Greenpeace Inc. has filed a federal-court lawsuit against coatings chemical makers Dow Chemical Co. and Sasol North America Inc., accusing the companies and their public-relations firms of sanctioning illegal surveillance, document theft and other unlawful acts of to infiltrate and muzzle the environmental group.
The action, filed Monday (Nov. 29) in U.S. District Court in Washington DC, accuses the chemical companies, PR companies Ketchum Inc. (now a subsidiary of Omnicom Group Inc.) and Dezenhall Resources Ltd., as well as a now-defunct security firm and its former executives of engaging in “a pattern and practice of clandestine and unlawful activities that has included misappropriation and theft of confidential information and trade secrets, unlawful surveillance, misuse of law enforcement personnel and, in all likelihood, unlawful breaking and entering into Greenpeace offices and other locations.”
The actions, detailed at length in the 57-page suit, are alleged to have occurred between 1998 and 2000, when Greenpeace’s activities included campaigns targeting the practices or products of the chemical companies.
The goal, the suit alleges, was “to secure confidential information about, and potentially disrupt, the efforts of Greenpeace and other nonprofit organizations and individuals to expose and inform the public and regulators about the chemical companies’ activities that were damaging to the environment.”
Greenpeace accused the chemical companies of paying “other members of the conspiracy, including a private security firm (Beckett Brown International) that employed the individual defendants, for confidential information unlawfully obtained from Greenpeace.”
BBI was established in 1995 and staffed by former Secret Service and Central Intelligence Agency employees, the suit says.
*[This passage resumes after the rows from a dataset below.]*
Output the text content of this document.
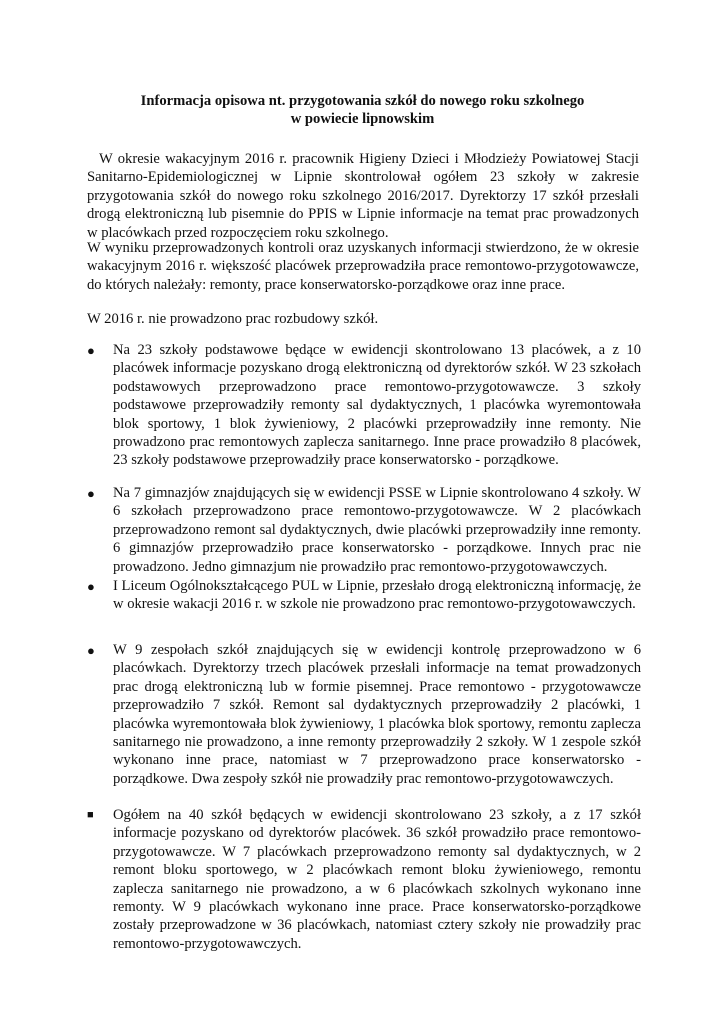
Informacja opisowa nt. przygotowania szkół do nowego roku szkolnego
w powiecie lipnowskim

W okresie wakacyjnym 2016 r. pracownik Higieny Dzieci i Młodzieży Powiatowej Stacji Sanitarno-Epidemiologicznej w Lipnie skontrolował ogółem 23 szkoły w zakresie przygotowania szkół do nowego roku szkolnego 2016/2017. Dyrektorzy 17 szkół przesłali drogą elektroniczną lub pisemnie do PPIS w Lipnie informacje na temat prac prowadzonych w placówkach przed rozpoczęciem roku szkolnego.

W wyniku przeprowadzonych kontroli oraz uzyskanych informacji stwierdzono, że w okresie wakacyjnym 2016 r. większość placówek przeprowadziła prace remontowo-przygotowawcze, do których należały: remonty, prace konserwatorsko-porządkowe oraz inne prace.

W 2016 r. nie prowadzono prac rozbudowy szkół.

●	Na 23 szkoły podstawowe będące w ewidencji skontrolowano 13 placówek, a z 10 placówek informacje pozyskano drogą elektroniczną od dyrektorów szkół. W 23 szkołach podstawowych przeprowadzono prace remontowo-przygotowawcze. 3 szkoły podstawowe przeprowadziły remonty sal dydaktycznych, 1 placówka wyremontowała blok sportowy, 1 blok żywieniowy, 2 placówki przeprowadziły inne remonty. Nie prowadzono prac remontowych zaplecza sanitarnego. Inne prace prowadziło 8 placówek, 23 szkoły podstawowe przeprowadziły prace konserwatorsko - porządkowe.
●	Na 7 gimnazjów znajdujących się w ewidencji PSSE w Lipnie skontrolowano 4 szkoły. W 6 szkołach przeprowadzono prace remontowo-przygotowawcze. W 2 placówkach przeprowadzono remont sal dydaktycznych, dwie placówki przeprowadziły inne remonty. 6 gimnazjów przeprowadziło prace konserwatorsko - porządkowe. Innych prac nie prowadzono. Jedno gimnazjum nie prowadziło prac remontowo-przygotowawczych.
●	I Liceum Ogólnokształcącego PUL w Lipnie, przesłało drogą elektroniczną informację, że w okresie wakacji 2016 r. w szkole nie prowadzono prac remontowo-przygotowawczych.
●	W 9 zespołach szkół znajdujących się w ewidencji kontrolę przeprowadzono w 6 placówkach. Dyrektorzy trzech placówek przesłali informacje na temat prowadzonych prac drogą elektroniczną lub w formie pisemnej. Prace remontowo - przygotowawcze przeprowadziło 7 szkół. Remont sal dydaktycznych przeprowadziły 2 placówki, 1 placówka wyremontowała blok żywieniowy, 1 placówka blok sportowy, remontu zaplecza sanitarnego nie prowadzono, a inne remonty przeprowadziły 2 szkoły. W 1 zespole szkół wykonano inne prace, natomiast w 7 przeprowadzono prace konserwatorsko - porządkowe. Dwa zespoły szkół nie prowadziły prac remontowo-przygotowawczych.
■	Ogółem na 40 szkół będących w ewidencji skontrolowano 23 szkoły, a z 17 szkół informacje pozyskano od dyrektorów placówek. 36 szkół prowadziło prace remontowo-przygotowawcze. W 7 placówkach przeprowadzono remonty sal dydaktycznych, w 2 remont bloku sportowego, w 2 placówkach remont bloku żywieniowego, remontu zaplecza sanitarnego nie prowadzono, a w 6 placówkach szkolnych wykonano inne remonty. W 9 placówkach wykonano inne prace. Prace konserwatorsko-porządkowe zostały przeprowadzone w 36 placówkach, natomiast cztery szkoły nie prowadziły prac remontowo-przygotowawczych.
BBI was renamed S2i in 2000 and dissolved in 2001.
Spokesmen for Dow, Ketchum and Dezenhall have declined in published reports to comment on the suit.
A spokeswoman for Sasol issued this statement Tuesday: “Sasol North America is in the process of analyzing the complaint filed by Greenpeace on 29 November 2010. The alleged behavior of espionage relates to a time period more than ten years ago. At that time, the company was named CONDEA Vista Inc. and not owned by Sasol. Sasol acquired CONDEA Vista as a part of the worldwide CONDEA business in March 2001.”
‘Hundreds of Thousands of Dollars’
The allegations stem from an April 2008 article in the magazine Mother Jones, alleging corporate spying by BBI and detailing documentation by a former BBI investor—documents that allegedly included some stolen from Greenpeace.
The Greenpeace suit alleges that beginning in 1998, the chemical companies paid BBI either directly or indirectly “hundreds of thousands of dollars for engaging in the conduct described herein” and, in turn, “received confidential information that had been misappropriated from Greenpeace through a variety of unlawful means….”
BBI records, the suit alleges, identify Greenpeace as a “target” and show that the firm “spent hundreds of hours collecting and analyzing information from Greenpeace,” including information gained through “surreptitious and deceitful methods of data collection….”
Documents and Records
The suit says that the BBI executives conducted more than 120 instances of various efforts to obtain internal documents at Greenpeace’s offices, including 55 occasions aided by an off-duty District of Columbia police officer.
Greenpeace says it has recovered more than 1,000 pages of its own internal documents from BBI’s files—the vast majority of them “in pristine condition,” suggesting, Greenpeace says, that they were taken not from trash dumpsters but from recycling receptacles and/or from inside Greenpeace’s office.
BBI was also found to have confidential security codes and “highly confidential Greenpeace records” that “could only have been secured from Greenpeace’s offices,” the suit says.
The suit says the defendants sent a consultant to Greenpeace’s offices “masquerading as a prospective campaign volunteer,” with the intention of casing the office.
It alleges illegal surveillance of a Greenpeace employee and a public relations firm tied to Greenpeace; it also alleges theft of internal documents from the PR firm. All of these activities were spelled out in regular briefings to the chemical companies and/or their PR firms, the suit says.
The suit alleges trespass, invasion of privacy by intrusion, racketeering and other unlawful activities.